What’s Next Under Ontario’s New Government?
On June 7, 2018, Ontario’s Progressive Conservative (PC) party won a majority of seats in the Ontario election. Before the end of June, the PC party will form Ontario’s next government, led by Premier-elect Doug Ford. Over the course of the election campaign, the PC party released its Plan for the People and made a number of promises and statements related to energy policy and their plans if elected. Below are six areas we think will be interesting.
- Cap and Trade: The PC party has promised to end the Cap and Trade system, and has also indicated that (much like the Saskatchewan government) it does not support the federal government’s backstop carbon price. It is not clear how the new Ontario government will proceed to undo the current Cap and Trade system. That will require new legislation, as well as withdrawal from agreements with Ontario’s Western Climate Initiative partners (Quebec and California). None of this can happen immediately, and obligations of Ontario emitters will continue in the meantime. Even after the end of Cap and Trade, Ontario consumers may still pay a carbon tax if it is found that the Federal backstop carbon price applies. If there is no carbon tax, then there will be no related revenues to support carbon-reduction initiatives. There will also be an important question of how to address the compliance obligations of Ontario emitters up to the time that the Cap and Trade system is ended in Ontario. Presently, Ontario emitters will have to satisfy their compliance obligations for a first “compliance period” of 2017 to 2020 after the end of that compliance period. If the Cap and Trade system is ended before that time, then it may be that Ontario emitters will only have to satisfy compliance obligations for a shorter compliance period. Or it could be the case that all past compliance obligations will be forgiven – though that might be seen as unfair to those who have been spending money to be in compliance up to this point. Presumably, this item will become clearer in the coming months to address uncertainty from Ontario emitters who will want to know how to participate in upcoming Cap and Trade allowance auctions (the next auction is set for August 2018).
- Hydro One: The PC party has indicated that it will “fire” the CEO of Hydro One (and potentially other executives). Apparently, doing this will require replacing some or all of Hydro One’s Board of Directors and paying substantial severance costs. It’s not clear that this step will change consumer electricity costs since only a portion of Hydro One executive costs are included in rates and these costs are a very small fraction of overall electricity system costs. However, changing the Board and management of Hydro One (assuming this is possible) might give the Ontario government more control over the future direction of Hydro One. It should be noted, though, that Hydro One’s “Governance Agreement” (described here) provides that where the Ontario government chooses to “fire” the current Hydro One Board, the Ontario government must then work with the other largest shareholders to determine who will be nominated to be part of the replacement Board.

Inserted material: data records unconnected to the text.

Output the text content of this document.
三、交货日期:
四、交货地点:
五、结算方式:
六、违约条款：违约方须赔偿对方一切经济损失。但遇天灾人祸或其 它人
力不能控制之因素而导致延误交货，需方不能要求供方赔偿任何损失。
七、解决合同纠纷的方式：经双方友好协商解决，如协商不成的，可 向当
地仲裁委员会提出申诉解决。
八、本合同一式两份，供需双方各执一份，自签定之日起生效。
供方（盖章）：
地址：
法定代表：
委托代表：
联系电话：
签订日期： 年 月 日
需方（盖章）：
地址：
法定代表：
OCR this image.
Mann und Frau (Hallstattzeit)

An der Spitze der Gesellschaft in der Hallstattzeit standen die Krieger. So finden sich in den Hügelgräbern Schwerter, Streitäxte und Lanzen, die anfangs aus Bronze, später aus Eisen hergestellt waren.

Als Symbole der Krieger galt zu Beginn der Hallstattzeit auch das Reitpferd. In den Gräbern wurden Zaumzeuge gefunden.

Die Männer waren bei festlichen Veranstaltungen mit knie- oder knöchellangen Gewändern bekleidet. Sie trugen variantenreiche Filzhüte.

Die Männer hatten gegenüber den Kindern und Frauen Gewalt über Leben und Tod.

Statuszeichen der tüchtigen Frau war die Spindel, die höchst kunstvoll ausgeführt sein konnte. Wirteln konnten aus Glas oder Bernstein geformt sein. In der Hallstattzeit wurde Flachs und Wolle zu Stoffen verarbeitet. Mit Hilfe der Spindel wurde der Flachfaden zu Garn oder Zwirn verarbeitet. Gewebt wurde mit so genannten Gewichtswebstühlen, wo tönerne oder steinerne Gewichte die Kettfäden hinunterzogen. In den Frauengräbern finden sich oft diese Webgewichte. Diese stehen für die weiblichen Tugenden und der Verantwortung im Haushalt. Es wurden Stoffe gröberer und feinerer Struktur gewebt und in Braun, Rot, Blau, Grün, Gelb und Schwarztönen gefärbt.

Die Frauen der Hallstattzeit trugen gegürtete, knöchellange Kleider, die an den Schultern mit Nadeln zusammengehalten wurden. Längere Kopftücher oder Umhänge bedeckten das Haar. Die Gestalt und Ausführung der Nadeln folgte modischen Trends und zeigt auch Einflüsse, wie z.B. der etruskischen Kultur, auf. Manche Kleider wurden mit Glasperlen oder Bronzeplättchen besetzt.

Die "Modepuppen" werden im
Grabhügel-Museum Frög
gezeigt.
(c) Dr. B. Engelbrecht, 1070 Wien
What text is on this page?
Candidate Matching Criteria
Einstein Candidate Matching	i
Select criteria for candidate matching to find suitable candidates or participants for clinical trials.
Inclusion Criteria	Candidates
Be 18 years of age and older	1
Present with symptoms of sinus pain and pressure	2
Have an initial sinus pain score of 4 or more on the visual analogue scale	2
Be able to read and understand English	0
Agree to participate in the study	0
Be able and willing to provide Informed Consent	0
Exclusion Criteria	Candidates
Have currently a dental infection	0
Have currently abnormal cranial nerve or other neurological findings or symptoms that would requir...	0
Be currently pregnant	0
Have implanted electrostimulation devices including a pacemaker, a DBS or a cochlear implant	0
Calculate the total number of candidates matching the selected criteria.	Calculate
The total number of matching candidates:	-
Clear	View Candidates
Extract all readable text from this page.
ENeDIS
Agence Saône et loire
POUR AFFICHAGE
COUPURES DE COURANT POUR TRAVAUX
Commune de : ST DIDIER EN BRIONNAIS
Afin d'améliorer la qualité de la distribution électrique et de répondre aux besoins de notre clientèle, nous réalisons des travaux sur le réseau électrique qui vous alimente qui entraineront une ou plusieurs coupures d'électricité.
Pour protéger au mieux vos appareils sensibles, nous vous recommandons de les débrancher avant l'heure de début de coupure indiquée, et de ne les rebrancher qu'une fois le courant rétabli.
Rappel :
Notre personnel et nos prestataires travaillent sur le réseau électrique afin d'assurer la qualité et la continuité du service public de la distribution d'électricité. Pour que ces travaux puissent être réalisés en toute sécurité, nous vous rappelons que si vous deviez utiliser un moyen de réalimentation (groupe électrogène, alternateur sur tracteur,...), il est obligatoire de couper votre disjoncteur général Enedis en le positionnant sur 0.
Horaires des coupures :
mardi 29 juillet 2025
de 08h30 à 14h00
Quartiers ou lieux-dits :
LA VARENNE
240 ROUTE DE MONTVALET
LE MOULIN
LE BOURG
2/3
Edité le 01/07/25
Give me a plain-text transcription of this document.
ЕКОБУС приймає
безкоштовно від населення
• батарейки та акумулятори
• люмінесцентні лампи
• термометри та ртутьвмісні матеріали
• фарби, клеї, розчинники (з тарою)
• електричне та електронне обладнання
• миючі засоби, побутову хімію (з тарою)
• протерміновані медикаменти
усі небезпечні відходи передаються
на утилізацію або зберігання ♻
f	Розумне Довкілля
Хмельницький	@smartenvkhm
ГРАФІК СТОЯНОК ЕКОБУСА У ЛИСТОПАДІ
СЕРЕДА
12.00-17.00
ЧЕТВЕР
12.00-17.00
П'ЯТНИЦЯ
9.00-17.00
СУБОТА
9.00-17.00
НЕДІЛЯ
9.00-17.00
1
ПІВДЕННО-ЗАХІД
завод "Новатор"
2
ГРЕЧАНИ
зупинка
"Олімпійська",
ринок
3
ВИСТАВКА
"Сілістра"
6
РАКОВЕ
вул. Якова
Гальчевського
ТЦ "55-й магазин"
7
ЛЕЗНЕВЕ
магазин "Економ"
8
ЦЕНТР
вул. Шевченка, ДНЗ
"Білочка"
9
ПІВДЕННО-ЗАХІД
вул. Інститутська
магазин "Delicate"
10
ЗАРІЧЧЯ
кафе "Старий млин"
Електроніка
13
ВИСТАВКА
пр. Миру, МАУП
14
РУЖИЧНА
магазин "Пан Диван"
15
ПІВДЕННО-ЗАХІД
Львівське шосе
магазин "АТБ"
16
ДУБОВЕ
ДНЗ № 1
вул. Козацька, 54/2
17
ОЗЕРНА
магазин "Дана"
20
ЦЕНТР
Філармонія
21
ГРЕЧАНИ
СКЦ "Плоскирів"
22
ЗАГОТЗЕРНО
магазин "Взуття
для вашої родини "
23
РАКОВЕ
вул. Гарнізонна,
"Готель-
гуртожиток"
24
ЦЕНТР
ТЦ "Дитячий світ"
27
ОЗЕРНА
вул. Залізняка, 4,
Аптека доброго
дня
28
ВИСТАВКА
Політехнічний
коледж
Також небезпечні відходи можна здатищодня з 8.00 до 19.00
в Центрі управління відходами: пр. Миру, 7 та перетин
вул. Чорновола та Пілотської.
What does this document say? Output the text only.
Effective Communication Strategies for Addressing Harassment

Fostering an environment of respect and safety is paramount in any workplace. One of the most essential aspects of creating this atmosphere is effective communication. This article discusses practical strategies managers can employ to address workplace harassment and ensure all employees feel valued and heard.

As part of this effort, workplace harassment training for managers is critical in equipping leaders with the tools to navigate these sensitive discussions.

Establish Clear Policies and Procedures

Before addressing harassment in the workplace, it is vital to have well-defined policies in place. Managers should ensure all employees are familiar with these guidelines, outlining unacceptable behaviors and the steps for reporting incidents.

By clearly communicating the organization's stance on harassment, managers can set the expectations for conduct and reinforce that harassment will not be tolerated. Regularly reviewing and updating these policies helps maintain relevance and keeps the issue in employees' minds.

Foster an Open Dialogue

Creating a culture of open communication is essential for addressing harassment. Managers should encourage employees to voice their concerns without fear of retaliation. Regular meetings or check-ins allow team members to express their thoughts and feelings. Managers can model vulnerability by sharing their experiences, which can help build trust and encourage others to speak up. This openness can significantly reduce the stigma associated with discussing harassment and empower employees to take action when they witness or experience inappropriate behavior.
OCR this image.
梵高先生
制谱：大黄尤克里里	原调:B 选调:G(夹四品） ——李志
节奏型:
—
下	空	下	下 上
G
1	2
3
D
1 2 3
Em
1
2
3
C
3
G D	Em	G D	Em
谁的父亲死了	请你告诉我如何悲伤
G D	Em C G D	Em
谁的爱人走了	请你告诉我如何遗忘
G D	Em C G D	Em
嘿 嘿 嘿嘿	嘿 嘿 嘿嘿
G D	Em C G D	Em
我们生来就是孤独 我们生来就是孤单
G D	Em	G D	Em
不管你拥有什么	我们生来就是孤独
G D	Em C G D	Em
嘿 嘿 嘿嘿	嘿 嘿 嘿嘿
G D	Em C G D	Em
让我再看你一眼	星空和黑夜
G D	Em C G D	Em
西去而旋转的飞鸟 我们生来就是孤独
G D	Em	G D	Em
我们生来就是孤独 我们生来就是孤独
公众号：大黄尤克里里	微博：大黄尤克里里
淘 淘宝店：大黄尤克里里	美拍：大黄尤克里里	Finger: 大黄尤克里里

- Electricity Costs: The PC party has indicated that it will lower electricity rates by 12%, beyond the reductions already seen from the “Fair Hydro Plan.” Among other things, the new Ontario government will maintain the “Fair Hydro Plan” (notwithstanding criticisms from the Auditor General), and will redirect its dividend from Hydro One to reduce costs (perhaps to transmission rates?) and will fund conservation programs from tax revenues rather than through distribution rates. Further details are needed in order to understand how these initiatives (and presumably other additional initiatives) will lead to the promised electricity rate reductions.
- Long-Term Energy Plan (LTEP) and Climate Change Action Plan (CCAP) : The 2017 LTEP and the CCAP set out the prior Liberal government’s plans, strategies and philosophies related to climate change and energy system needs. The new PC government clearly has different priorities and philosophies, starting from the plan to undo the Cap and Trade system. It can be expected, therefore, that many of the initiatives and proposals set out in the 2017 LTEP and the CCAP will be no longer be pursued, and may be replaced. This leaves interesting questions as to the future of the GreenON Fund (which uses Cap and Trade revenues to fund projects), and the activities currently being supported by GreenON. It also leaves open the question of what will happen with the activities and plans set out in the LTEP implementation plans issued by the OEB and the IESO. Presumably, in the upcoming months we will see some direction from the new government that will make its next steps clear.
- Green Energy Act and Long-Term Contracts: The PC party has promised to abolish the Green Energy Act and to terminate existing long-term renewable electricity supply contracts where that is possible. As we have written previously, it is not clear whether and how this can be done without legal exposure, and without potential costs to taxpayers that could arise from generators enforcing their contractual rights and/or seeking remedies under international investor protection agreements. It is clear, though, that the PC government will be able to update legislation to impact on the future procurement of electricity supply.
- Roles and Responsibilities of the Regulators and Planners: The roles and responsibilities of the OEB and the IESO reflect the direction and expectations of Ontario’s Liberal government over the past 15 years. It may be that a PC government has different priorities and expectations for these agencies. If so, that might be reflected in updated legislation and Ministerial Directives.
Along with all Ontarians, we will follow the early months of the new Ontario government with great interest. We will report on the energy-related decisions and developments as they happen.